No significant differences were found between UC and CD patients for serum level of NGAL (74.7 vs. 66.5 ng/ml, p=0.26), CRP (21.2 vs. 19.4 mg/l, p=0.98) and faecal calprotectin (425 vs. 614 mg/kg, p=0.36). The transition of UC inflammation activity measured by Mayo score from remission to mild-moderate-severe form was associated with respective levels of NGAL: 37.0, 52.2, 84.9 and 92.9 ng/ml (p=0.001), CRP: 3.2, 6.6, 17.7 and 45.9 mg/l (p=0.004), and faecal calprotectin: 28.1, 874, 368 and 291 (p=0.03). Serum NGAL correlated with CRP (r=0.55), but not with faecal calprotectin. In CD patients no significant differences were found between 4 categories (inactive-mild-moderate-severe) by CDAI score for NGAL (p=0.93) and faecal calprotectin (p=0.43). By contrast, growing CDAI stages were associated with increasing CRP levels (7.8, 18.8, 23.7, 47.9 mg/l, p=0.04).

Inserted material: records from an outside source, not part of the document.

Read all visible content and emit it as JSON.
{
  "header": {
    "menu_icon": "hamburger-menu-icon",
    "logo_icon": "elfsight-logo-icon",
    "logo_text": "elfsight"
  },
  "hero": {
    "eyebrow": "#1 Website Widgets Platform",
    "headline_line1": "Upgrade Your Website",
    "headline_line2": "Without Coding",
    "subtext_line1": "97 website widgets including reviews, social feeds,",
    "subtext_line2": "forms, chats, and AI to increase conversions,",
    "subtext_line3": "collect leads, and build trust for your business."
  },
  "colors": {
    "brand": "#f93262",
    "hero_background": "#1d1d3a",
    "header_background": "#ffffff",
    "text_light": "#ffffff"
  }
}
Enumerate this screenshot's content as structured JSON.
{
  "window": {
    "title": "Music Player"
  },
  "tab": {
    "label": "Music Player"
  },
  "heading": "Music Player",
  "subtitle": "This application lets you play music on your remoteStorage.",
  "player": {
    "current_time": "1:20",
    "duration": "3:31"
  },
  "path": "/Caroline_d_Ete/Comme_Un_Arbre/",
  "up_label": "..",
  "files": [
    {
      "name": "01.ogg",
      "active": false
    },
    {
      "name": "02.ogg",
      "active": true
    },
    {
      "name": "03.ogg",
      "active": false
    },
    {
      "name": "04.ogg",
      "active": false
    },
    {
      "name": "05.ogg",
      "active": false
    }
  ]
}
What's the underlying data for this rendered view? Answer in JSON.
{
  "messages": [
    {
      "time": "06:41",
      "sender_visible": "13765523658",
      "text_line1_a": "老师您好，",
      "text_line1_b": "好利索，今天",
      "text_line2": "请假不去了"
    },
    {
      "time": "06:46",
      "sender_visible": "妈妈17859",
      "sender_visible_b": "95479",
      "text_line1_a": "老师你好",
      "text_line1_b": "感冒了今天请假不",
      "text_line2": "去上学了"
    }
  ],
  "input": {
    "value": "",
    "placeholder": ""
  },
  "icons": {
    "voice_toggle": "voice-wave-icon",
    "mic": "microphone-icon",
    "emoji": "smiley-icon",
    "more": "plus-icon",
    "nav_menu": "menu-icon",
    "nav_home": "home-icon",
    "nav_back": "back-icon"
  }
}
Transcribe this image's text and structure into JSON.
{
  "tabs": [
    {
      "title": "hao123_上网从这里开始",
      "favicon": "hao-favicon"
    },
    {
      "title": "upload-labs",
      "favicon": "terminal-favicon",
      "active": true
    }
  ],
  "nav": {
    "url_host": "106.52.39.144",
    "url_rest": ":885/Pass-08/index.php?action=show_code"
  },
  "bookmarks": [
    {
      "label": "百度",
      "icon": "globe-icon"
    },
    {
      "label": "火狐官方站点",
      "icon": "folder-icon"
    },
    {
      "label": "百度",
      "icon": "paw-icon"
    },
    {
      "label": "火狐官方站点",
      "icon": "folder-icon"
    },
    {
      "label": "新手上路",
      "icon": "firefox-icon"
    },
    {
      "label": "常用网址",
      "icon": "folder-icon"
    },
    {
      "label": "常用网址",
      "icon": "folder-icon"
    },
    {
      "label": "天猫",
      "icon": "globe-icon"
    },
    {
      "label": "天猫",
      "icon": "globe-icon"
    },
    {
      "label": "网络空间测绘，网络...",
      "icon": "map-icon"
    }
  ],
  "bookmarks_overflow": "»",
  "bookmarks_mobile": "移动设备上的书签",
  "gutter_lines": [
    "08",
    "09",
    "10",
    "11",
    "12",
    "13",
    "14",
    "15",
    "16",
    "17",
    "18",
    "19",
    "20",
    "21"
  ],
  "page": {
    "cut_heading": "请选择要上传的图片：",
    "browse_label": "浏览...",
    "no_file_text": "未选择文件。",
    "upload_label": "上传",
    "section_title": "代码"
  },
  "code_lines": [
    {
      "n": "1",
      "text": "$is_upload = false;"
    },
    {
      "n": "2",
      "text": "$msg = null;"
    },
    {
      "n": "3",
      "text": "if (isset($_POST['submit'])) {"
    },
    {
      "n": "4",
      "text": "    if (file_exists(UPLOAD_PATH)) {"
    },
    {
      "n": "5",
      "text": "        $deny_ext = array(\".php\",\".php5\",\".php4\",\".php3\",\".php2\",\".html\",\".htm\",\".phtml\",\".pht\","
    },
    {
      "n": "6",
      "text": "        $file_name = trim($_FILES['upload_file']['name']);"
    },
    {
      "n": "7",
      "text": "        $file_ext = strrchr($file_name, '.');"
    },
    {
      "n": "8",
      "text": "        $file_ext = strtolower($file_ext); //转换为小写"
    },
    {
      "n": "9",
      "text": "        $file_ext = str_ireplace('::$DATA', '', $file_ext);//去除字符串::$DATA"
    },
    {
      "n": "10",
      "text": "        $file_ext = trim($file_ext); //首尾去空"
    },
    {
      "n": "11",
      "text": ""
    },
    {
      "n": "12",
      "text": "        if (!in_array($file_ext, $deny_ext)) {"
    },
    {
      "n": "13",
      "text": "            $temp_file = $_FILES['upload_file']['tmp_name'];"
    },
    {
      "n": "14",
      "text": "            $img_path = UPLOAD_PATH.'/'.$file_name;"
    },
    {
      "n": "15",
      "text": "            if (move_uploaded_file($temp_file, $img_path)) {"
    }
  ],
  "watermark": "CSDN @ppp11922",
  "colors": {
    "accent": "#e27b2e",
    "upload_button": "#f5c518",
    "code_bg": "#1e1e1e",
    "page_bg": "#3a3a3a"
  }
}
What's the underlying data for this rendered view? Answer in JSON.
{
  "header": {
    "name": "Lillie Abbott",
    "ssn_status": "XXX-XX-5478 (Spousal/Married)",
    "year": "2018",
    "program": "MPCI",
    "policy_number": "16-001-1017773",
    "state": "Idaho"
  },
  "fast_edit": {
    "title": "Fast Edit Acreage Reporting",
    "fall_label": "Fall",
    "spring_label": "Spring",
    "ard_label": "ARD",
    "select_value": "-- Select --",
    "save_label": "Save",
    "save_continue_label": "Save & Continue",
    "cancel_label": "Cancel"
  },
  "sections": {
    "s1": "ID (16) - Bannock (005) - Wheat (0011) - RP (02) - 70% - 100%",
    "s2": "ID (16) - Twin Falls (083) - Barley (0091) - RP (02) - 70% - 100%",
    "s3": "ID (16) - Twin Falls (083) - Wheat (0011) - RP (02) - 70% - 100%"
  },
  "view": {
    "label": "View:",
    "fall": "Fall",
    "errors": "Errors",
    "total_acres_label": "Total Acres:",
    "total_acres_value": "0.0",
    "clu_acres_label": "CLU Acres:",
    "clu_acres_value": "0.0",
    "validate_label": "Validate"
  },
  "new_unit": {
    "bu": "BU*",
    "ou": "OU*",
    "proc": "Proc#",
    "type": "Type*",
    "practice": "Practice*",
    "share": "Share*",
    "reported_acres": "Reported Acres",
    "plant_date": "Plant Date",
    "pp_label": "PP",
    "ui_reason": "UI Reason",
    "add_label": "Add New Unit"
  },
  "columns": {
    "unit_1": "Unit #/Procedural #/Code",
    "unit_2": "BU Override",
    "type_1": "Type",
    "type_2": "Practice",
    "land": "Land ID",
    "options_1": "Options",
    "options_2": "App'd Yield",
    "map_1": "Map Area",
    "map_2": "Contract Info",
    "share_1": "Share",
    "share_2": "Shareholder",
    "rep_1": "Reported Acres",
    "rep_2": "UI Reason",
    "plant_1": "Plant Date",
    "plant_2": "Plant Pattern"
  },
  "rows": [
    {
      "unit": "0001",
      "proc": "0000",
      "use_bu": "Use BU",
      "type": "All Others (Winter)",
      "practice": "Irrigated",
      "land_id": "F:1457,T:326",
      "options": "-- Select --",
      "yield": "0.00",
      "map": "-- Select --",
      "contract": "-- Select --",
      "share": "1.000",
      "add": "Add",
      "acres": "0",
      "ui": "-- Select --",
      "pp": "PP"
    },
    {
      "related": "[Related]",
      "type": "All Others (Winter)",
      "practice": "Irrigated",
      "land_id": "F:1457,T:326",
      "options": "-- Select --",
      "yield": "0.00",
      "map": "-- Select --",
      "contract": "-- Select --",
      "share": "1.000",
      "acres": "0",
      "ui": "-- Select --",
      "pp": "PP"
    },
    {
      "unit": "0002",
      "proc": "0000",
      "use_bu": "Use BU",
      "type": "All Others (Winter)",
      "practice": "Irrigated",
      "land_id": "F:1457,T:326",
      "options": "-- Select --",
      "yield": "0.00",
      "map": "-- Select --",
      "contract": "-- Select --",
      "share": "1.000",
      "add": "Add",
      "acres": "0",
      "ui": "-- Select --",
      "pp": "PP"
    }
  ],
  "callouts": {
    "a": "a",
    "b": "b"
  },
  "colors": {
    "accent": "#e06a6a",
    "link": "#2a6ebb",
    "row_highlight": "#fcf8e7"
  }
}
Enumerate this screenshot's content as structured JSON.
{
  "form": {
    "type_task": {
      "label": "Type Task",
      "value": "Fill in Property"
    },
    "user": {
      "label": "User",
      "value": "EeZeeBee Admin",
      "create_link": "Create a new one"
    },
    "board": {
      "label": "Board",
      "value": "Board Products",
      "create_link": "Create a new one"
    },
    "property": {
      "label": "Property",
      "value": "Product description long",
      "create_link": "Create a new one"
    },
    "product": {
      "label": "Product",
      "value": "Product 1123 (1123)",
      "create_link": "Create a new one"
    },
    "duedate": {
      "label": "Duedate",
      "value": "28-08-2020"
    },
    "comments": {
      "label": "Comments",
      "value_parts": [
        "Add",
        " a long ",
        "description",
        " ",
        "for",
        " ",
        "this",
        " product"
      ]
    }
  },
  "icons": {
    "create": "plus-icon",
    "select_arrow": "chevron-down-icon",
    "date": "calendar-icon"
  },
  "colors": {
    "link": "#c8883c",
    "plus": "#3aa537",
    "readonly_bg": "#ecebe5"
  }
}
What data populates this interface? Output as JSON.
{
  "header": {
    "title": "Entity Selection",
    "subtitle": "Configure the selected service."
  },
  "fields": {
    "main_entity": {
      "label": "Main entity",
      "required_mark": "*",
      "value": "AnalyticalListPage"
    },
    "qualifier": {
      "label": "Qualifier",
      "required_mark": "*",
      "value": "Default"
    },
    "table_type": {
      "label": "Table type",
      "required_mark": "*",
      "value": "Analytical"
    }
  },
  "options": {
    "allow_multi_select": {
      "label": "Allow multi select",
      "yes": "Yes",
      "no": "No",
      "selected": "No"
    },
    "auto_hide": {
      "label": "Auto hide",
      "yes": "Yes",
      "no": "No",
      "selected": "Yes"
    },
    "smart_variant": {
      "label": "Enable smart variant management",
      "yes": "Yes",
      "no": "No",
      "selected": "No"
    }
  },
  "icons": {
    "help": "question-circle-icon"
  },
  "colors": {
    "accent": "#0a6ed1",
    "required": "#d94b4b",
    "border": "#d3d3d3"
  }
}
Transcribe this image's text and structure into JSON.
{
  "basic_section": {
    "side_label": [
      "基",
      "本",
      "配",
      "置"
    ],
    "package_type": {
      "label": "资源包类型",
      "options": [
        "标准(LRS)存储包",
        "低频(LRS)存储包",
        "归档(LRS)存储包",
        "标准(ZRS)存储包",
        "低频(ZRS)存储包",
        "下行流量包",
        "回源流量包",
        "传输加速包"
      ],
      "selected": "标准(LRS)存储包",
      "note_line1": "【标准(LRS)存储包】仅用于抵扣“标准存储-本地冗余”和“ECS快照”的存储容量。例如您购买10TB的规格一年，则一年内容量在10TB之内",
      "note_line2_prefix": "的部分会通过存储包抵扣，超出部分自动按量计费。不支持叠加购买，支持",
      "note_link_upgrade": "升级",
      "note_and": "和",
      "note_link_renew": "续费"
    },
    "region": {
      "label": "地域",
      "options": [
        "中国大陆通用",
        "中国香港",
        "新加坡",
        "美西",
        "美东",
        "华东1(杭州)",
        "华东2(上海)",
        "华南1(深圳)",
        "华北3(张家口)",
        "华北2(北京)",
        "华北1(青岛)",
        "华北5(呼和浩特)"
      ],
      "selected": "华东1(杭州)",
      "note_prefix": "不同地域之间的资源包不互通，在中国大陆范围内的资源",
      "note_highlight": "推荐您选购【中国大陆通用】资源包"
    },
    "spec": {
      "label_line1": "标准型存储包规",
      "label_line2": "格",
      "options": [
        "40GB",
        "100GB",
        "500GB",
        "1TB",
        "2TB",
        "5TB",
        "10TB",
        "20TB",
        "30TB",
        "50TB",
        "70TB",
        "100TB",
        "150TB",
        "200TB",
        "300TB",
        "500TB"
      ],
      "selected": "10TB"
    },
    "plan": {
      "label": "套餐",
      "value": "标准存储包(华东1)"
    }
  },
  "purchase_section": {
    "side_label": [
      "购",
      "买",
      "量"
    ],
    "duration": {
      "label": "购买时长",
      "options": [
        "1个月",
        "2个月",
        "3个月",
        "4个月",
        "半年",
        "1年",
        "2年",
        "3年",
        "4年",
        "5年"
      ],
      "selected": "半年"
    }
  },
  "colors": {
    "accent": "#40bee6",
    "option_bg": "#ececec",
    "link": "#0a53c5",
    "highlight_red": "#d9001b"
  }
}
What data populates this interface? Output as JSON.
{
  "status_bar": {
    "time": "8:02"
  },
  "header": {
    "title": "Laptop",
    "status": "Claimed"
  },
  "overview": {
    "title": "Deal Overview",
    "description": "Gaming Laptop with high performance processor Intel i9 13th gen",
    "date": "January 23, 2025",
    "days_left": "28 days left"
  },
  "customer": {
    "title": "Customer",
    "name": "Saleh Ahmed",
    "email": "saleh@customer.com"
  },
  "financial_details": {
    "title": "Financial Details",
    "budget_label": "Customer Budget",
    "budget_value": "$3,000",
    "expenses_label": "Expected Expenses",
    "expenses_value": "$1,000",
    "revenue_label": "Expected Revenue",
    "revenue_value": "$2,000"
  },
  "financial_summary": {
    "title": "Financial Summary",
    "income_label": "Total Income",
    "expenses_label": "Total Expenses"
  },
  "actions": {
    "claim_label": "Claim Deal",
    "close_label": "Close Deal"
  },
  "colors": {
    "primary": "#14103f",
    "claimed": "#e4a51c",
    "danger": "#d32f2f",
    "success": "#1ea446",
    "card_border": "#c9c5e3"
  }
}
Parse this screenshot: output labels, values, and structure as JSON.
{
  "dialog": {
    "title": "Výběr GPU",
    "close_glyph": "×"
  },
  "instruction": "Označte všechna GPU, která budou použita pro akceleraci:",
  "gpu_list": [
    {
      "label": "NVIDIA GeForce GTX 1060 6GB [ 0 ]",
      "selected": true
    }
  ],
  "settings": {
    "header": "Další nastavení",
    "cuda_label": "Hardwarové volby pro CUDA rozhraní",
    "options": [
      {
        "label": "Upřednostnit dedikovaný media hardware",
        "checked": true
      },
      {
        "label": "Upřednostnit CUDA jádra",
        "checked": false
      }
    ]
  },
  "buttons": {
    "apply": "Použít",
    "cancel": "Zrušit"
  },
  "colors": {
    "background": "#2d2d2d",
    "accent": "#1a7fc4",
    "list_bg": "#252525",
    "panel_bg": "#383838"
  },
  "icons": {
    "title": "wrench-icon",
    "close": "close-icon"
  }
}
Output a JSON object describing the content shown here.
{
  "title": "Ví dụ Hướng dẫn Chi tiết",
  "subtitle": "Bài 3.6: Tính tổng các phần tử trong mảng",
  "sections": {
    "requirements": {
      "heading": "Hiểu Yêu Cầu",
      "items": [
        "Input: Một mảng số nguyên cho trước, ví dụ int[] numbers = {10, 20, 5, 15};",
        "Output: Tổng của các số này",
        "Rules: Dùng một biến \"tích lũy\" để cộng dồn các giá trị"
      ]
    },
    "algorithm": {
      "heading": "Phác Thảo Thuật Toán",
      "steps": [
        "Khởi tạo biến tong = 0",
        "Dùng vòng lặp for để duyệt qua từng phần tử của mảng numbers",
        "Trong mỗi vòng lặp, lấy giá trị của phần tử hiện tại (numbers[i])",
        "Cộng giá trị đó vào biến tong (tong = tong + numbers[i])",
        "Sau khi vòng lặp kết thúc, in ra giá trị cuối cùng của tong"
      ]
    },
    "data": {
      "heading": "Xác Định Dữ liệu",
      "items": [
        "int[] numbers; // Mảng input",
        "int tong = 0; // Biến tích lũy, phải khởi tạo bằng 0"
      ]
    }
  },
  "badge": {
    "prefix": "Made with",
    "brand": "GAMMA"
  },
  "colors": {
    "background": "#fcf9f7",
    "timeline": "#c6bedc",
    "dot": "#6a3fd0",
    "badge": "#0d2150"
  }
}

Investigated biomarkers did not distinguish between colonic and ileal form of CD.

Conclusion

In UC patients serum NGAL corresponds to disease activity and correlates with CRP concentration, showing higher predictive efficacy than faecal calprotectin. In CD patients CRP shows better relationship with clinical activity than serum NGAL and faecal calprotectin.